For the last few years things settled down a bit. I had one brush with a bunch of adolescent Bat nerds by e-mail last summer, but for the most part had forgotten about my involvement.
But guess what? Last week the Batmobile returned, backing into my showroom to be displayed for sale by its current owner. The car wasn't in the building for five minutes when it struck its first victim, a gentleman who had just wandered in to look at a bunch of old cars. He got half way through the showroom, saw the huge black fin rising up, trimmed with brilliant orange, and stopped dead in his tracks, mouth open in astonishment.

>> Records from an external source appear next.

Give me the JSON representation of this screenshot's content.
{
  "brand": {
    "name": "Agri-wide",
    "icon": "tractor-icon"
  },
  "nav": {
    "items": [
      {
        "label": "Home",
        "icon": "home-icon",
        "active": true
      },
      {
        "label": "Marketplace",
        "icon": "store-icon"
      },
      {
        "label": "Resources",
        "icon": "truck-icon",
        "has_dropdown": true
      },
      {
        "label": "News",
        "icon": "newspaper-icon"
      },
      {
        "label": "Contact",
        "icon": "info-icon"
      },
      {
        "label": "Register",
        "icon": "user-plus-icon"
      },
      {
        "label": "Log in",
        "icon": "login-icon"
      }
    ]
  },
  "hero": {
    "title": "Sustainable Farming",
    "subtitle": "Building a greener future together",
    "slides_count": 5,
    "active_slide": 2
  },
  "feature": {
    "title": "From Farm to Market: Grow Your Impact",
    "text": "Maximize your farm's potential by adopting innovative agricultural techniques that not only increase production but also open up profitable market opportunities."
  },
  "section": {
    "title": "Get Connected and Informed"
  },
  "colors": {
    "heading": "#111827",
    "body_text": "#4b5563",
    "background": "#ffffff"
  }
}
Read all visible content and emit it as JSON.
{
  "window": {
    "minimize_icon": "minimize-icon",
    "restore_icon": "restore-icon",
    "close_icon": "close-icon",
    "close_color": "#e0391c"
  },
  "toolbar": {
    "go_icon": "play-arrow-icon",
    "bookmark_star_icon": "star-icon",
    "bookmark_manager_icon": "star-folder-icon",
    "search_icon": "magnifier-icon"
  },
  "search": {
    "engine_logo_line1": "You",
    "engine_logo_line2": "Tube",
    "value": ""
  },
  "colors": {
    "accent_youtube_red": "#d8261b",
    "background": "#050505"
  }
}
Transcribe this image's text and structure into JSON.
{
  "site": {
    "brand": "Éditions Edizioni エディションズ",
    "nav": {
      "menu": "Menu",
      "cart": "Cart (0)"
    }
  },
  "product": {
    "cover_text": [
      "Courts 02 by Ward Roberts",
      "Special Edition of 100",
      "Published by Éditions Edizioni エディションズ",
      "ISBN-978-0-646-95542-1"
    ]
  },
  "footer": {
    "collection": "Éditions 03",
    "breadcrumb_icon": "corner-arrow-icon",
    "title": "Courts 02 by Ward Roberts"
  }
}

I'm going to get a lot of that in the near future.
I had forgotten the power of the car and its ability to transfix people who are catapulted to that simpler time in the '60s when we all sat riveted by Batman and Robin, biffing, banging and powing the bad guys.
Maybe if the streets dry up, I'll take it for a drive around town and see how many cars drive into the ditch as I pass by, trailing flames from the afterburner.
On second thought, maybe I'd better not.
David Grainger owns and operates one of the largest automotive restoration companies in North America.